O abraço do meu avó

Já faz quatro meses que me encontro em casa. Saí apenas para o essencial: fui ao médico e, pouquíssimas vezes, visitei meus avós. Poderia dizer que sinto falta de encontrar meus amigos, de socializar, de segurar a mão do meu namorado no cinema ou de frequentar aquele restaurante que tanto gosto junto da minha amiga mais querida. Poderia dizer que sinto falta de frequentar minha faculdade, de subir os degraus do prédio que, há tanto, sonhei adentrar ou do meu tão singelo espaço de trabalho, dos plantões que tanto me fazem conhecer o mundo ou, quem sabe, de cantarolar músicas pops nas caronas junto ao meu melhor amigo. Poderia falar sobre tudo que me faz falta… sobre os jogos do Atlético ou sobre as aulas de zumba com minha mãe mas minha saudade, minha mais sincera saudade, atende pelo carinhoso apelido de “vovô”.

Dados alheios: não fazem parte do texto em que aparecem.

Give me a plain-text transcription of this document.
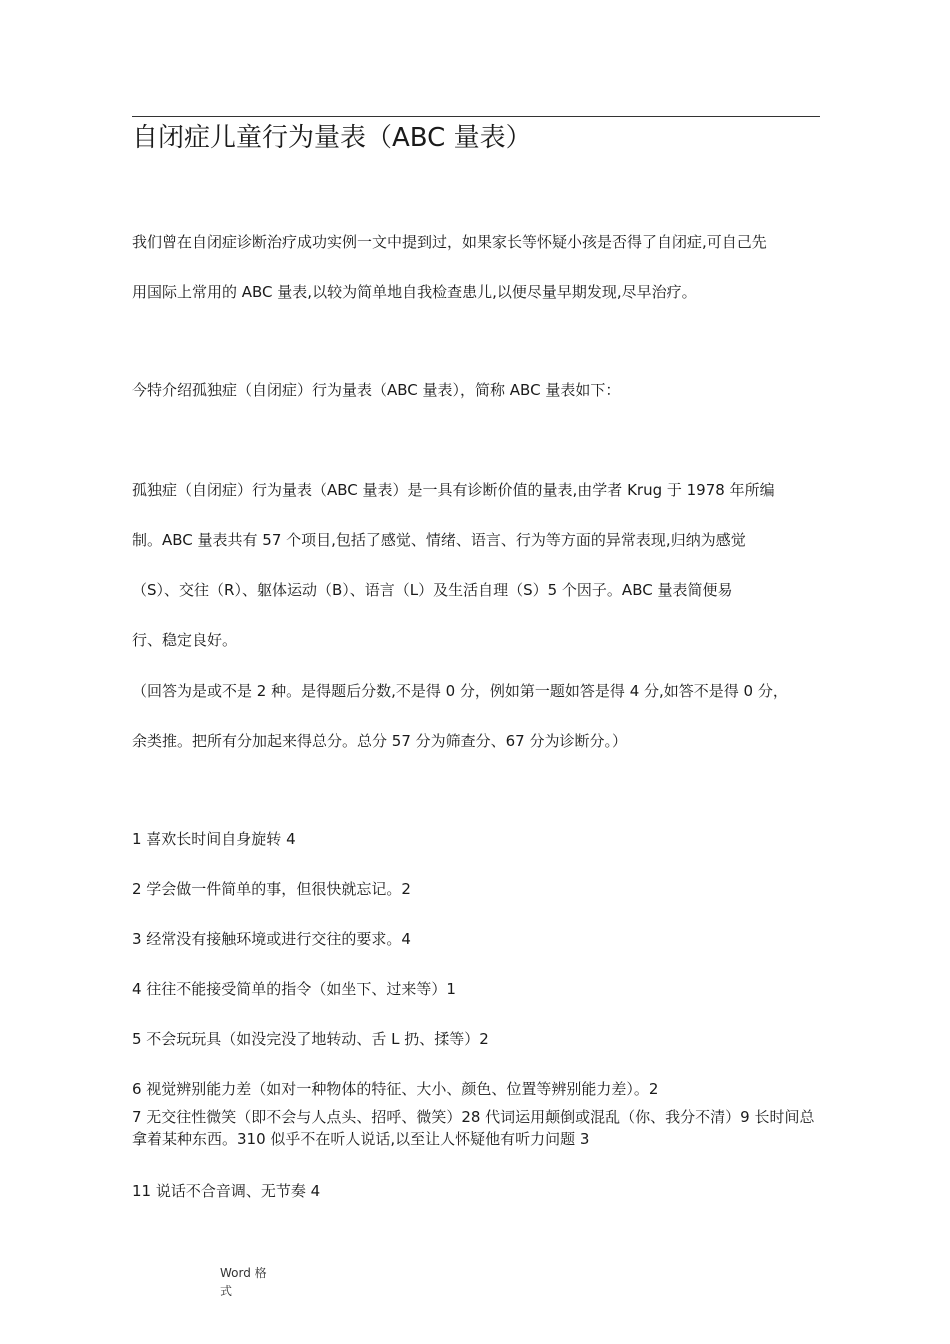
自闭症儿童行为量表（ABC 量表）

我们曾在自闭症诊断治疗成功实例一文中提到过，如果家长等怀疑小孩是否得了自闭症,可自己先

用国际上常用的 ABC 量表,以较为简单地自我检查患儿,以便尽量早期发现,尽早治疗。

今特介绍孤独症（自闭症）行为量表（ABC 量表），简称 ABC 量表如下：

孤独症（自闭症）行为量表（ABC 量表）是一具有诊断价值的量表,由学者 Krug 于 1978 年所编

制。ABC 量表共有 57 个项目,包括了感觉、情绪、语言、行为等方面的异常表现,归纳为感觉

（S）、交往（R）、躯体运动（B）、语言（L）及生活自理（S）5 个因子。ABC 量表简便易

行、稳定良好。

（回答为是或不是 2 种。是得题后分数,不是得 0 分，例如第一题如答是得 4 分,如答不是得 0 分，

余类推。把所有分加起来得总分。总分 57 分为筛查分、67 分为诊断分。）

1 喜欢长时间自身旋转 4

2 学会做一件简单的事，但很快就忘记。2

3 经常没有接触环境或进行交往的要求。4

4 往往不能接受简单的指令（如坐下、过来等）1

5 不会玩玩具（如没完没了地转动、舌 L 扔、揉等）2

6 视觉辨别能力差（如对一种物体的特征、大小、颜色、位置等辨别能力差）。2

7 无交往性微笑（即不会与人点头、招呼、微笑）28 代词运用颠倒或混乱（你、我分不清）9 长时间总拿着某种东西。310 似乎不在听人说话,以至让人怀疑他有听力问题 3

11 说话不合音调、无节奏 4

Word 格
式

Em minha casa, estão meus pais, junto dos seus abraços e palavras carinhosas. Fazemos todas as refeições juntos e, aos poucos, estamos aprendo a lidar uns com os outros, a nos respeitar cada vez mais. Meu namorado, às vezes, passa alguns dias aqui e nos transportamos para outra dimensão: de repente, não há vírus ou pandemia, somos nós dois, um sofá e um pacote de pipoca e o mundo parece tão bonito quanto seu sorriso. Meus amigos moram em meu celular: às vezes vejo seus rostos em chamadas de vídeo e, dia após dia, nos conhecemos um pouquinho mais. Confesso que a amizade pode crescer independente de qualquer distância: minha melhor amiga de quarentena, com quem divido meus medos e angústias, apareceu em minha vida há pouquíssimo tempo e, de repente, conquistou um lugar cativo em meu coração. Meu trabalho virtualizou-se. Tudo, agora, é feito pelo computador mas, ainda assim, consigo ver e falar com meus assistidos e continuo me entregando por inteira no ofício que espero exercer pelo o resto de minha vida.

Tudo é adaptável, menos o abraço de meu avô. Ontem, quando meu pai ligou para avisar minha chegada, ele rapidamente se animou: “Fernandinha está vindo?”. Prontamente, ele largou o telefone e avisou minha avó “Lys, Fernandinha está vindo!”, pude ouvir de longe através da ligação. Aquela singela alegria me valeu o dia: como eu queria poder visitá-lo, abraçá-lo, chegar pertinho dos seus olhos azuis e reconhecer toda a sua trajetória. Agora eu só o via de longe, com máscaras, sem sapatos e com o álcool em gel em mãos. Ele não entende muito bem o porquê, os motivos pelos quais já não o visito tanto e, quando crio coragem para ir, permaneço distante.

Ele adora café, diz que em sua casa, era hábito: 2 litros por dia, todos os dias. Hoje, ele já não toma tanto: 1 litro, ele diz. Já é uma tradição: sempre que vamos visitá-lo, meu pai prepara um café para tomarmos juntos. Ontem, entretanto, eu não tomei: não podia arriscar usar as xícaras de meus avós. Também não pude experimentar o bolo de cenoura que minha avó fizera ainda que ela quase nunca faça bolos. Ela disse estar preocupada: eu estava neurada demais e ela dizia não ver motivos para que eu não experimentasse o bolo. Não disse nada. Apenas desejei, sinceramente, que tudo passasse logo para que pudéssemos tomar um café. Não precisava de mais nada: nem de sair com amigos ou de ir no restaurante que tanto gosto: a mim, faltava-me apenas o abraço de meu avô.